You walked into class after I started presenting with that smirk and I had to no choice but to grin. I felt revived even after my parched throat (the ventilation systems are horrible in class!) was closing in on me. I watched you plunk yourself down and grin at me in that mocking way and I had faith in what I was presenting on. I stumbled over my words, but in the excitement of getting over and done with the presentation, not because I was so affected by your presence, because it gave me courage. I knew you kept an eye on me and that was sufficient for me to know that no matter how nonchalant you seem, you still listen. I knew you were gonna back off and give me that usual look when I needed answers to my questions but actually seeing that panicked 'no-way' look, was enough to crack me up again. I wonder what F is wondering about since I kept grinning in your direction.
I just HAD to tease you about turning up for class and it ended up being boring. It does seem so! And your eagerness to suggest you don't come for class- yeah right. It was so much more fun with your snide comments about E and our burst of giggles. I've missed having you in class muchly, boy.
You waited for me after class without even asking if I was gonna be your company for our train rides back. Thank you. You snuck food (no-no) but offered (haha!) to get some for me.. and even threatened and scared the rest of them who were sneaking food too! HA! You mentioned being too early for training, thinking I didn't hear, but I hear everything about you. Thanks for not grumbling when I had to make a trip down to V's office. I deal with most of your stuff that concerns her so you don't have to, even if I don't have to.
Off we go, with people glancing. Sometimes I wish I could just shout it to the world or even a silent gesture of holding hands but I've realised it's not meant to be (yet?) I know you better than you think I do, and not in those sneaky ways I catch you off-guard about something I know that you didn't/wouldn't have suspected I'd have known. My heart aches when I see you glance at us (the classmates you hardly communicate with) talking and laughing in a bunch while you hang back, unincluded. I refuse to break ranks with you so you won't be alone, I'm like that cos it's unconditional. My friends know what you don't.
Our train rides back have given me greater insight into each other's lives and for that I'm thankful for His ways. Mysterious as they are, do they work best for you and me? We have morning tutorials from next week, you'll prolly go home. Does that mean an end to our train rides together?
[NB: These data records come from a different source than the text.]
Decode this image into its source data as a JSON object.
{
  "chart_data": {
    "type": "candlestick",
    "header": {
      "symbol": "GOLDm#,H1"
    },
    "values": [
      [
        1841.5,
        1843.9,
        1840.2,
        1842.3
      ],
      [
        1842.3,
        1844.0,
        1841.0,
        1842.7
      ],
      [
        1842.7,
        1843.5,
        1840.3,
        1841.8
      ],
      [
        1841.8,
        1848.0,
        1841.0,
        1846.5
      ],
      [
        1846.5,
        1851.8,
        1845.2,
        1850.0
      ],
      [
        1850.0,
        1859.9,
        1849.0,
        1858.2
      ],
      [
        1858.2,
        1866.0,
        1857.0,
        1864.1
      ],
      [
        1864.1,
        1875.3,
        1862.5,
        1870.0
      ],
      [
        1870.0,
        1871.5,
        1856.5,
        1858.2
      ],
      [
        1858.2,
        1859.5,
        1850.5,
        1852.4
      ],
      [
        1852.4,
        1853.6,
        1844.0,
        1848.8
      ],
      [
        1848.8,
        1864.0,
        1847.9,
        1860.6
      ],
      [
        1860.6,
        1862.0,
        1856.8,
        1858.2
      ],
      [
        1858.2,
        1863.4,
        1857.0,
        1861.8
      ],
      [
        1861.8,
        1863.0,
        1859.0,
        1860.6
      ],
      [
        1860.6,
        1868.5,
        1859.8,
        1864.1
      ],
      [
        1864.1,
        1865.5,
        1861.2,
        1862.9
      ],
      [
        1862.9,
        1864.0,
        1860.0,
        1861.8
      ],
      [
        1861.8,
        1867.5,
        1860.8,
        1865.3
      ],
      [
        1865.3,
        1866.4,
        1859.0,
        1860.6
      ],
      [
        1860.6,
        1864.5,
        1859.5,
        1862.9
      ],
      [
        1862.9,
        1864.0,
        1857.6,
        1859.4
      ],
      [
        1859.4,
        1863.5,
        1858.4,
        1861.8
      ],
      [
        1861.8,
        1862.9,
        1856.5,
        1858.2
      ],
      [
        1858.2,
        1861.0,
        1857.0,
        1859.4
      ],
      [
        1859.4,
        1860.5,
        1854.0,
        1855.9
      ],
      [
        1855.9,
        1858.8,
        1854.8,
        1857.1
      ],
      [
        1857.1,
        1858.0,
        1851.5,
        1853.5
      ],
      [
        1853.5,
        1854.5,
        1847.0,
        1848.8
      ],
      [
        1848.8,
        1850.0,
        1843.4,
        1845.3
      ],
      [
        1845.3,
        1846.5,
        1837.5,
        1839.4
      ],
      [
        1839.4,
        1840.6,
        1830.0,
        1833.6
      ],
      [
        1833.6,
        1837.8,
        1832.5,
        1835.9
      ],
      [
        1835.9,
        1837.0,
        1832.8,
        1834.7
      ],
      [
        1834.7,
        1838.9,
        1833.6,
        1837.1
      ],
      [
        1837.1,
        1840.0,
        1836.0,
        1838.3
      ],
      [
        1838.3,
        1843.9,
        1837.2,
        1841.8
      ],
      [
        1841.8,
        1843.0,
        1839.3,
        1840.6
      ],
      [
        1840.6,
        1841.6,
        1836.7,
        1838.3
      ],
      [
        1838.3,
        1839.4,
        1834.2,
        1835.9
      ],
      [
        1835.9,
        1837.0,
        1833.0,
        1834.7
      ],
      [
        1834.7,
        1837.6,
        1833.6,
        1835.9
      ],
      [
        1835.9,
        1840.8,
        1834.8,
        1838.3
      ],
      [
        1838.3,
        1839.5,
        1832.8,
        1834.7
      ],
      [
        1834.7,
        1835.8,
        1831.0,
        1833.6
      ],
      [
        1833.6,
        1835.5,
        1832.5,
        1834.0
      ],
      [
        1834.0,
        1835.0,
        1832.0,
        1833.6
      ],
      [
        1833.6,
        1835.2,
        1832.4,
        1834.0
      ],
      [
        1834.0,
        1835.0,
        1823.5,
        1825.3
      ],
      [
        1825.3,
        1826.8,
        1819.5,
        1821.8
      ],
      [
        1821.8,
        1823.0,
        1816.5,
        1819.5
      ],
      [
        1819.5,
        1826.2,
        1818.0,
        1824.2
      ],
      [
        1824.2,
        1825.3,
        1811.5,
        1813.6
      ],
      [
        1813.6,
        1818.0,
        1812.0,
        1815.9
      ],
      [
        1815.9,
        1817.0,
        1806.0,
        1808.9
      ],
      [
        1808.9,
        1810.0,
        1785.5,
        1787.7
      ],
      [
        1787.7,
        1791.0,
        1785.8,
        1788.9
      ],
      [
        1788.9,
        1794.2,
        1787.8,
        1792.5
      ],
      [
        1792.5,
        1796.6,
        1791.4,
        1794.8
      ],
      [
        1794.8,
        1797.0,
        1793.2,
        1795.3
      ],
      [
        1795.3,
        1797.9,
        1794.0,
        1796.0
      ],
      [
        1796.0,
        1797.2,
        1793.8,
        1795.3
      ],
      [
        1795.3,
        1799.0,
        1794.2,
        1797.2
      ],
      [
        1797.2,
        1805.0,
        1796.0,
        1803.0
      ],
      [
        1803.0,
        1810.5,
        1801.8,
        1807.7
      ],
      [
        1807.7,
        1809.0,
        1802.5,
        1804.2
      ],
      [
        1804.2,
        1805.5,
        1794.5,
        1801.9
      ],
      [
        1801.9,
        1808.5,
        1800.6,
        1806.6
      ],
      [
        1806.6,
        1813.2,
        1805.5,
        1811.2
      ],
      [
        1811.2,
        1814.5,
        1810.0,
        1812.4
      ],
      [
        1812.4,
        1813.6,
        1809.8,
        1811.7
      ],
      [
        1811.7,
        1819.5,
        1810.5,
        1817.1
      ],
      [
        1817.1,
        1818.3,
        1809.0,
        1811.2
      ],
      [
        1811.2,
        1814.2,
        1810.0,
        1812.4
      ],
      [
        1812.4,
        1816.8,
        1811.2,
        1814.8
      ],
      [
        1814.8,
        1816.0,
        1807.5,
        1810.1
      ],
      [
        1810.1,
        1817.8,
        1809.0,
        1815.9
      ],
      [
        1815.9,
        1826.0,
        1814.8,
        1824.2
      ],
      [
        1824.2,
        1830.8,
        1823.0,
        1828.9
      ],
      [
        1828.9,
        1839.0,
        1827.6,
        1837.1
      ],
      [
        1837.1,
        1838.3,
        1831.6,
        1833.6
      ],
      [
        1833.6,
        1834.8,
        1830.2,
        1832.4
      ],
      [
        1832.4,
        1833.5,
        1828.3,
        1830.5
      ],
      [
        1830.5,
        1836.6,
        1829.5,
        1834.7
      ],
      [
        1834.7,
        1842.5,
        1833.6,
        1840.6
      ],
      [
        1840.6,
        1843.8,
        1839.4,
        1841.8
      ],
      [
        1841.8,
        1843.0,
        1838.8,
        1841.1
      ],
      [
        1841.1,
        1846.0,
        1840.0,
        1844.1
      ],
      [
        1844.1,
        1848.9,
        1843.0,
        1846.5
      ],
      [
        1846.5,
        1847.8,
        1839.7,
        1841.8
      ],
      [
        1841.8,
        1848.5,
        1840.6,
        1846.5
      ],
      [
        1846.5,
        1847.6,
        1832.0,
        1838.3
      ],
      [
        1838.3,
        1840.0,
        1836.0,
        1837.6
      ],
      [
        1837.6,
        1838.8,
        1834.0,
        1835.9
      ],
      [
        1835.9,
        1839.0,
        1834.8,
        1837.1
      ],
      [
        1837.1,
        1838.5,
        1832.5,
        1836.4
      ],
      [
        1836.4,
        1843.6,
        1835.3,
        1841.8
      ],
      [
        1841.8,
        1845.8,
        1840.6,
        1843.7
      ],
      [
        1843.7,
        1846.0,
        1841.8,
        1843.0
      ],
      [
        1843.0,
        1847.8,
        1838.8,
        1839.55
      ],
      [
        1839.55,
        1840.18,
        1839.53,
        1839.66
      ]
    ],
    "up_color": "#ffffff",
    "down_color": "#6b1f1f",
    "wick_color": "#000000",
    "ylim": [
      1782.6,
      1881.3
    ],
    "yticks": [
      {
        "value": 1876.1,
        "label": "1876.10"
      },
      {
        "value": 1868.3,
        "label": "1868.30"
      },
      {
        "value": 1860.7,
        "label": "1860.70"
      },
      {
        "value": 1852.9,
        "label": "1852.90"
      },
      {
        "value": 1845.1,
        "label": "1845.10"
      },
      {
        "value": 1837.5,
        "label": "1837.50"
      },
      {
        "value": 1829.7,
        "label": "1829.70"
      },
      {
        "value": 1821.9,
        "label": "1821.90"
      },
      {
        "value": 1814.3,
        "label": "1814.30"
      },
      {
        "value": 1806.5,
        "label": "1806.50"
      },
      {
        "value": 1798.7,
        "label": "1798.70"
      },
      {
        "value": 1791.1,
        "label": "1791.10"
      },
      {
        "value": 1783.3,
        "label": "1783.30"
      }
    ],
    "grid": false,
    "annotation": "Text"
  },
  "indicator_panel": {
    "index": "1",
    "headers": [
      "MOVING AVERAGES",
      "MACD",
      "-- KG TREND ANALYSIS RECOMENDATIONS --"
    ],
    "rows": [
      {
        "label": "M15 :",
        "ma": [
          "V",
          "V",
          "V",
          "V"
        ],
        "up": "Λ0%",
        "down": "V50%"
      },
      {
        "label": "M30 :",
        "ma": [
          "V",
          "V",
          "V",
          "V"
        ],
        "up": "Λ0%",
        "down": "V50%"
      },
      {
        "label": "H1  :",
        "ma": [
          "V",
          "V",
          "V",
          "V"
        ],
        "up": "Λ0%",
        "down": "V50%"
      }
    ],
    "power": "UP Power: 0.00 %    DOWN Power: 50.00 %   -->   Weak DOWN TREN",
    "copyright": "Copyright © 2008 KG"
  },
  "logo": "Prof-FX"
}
Yesterday's' blisters weren't as painful because I got them while walking with you. The 40 minute walk back home after that was nothing cos I had you to think about. I love the way you tell me to walk further on in the train if it's a carriage that only one of us will have a seat, your expression when we walked upon the couple "dripping water into his eyes", the way you hurry me to get a seat on the train and the way your legs flap out so comfortably when you sit next to me, the way your eyes crinkle when you tease me (mercilessly) or the blush that creeps up your neck when you say something I tease you with and the way I talk to you about anything (well, except my love for you) and your answers are what I had in mind, you mind-reader. I love that all we need is a glance, a shared expression, a grin, a laugh and we know exactly the other is thinking, without words. I love you. Unconditionally.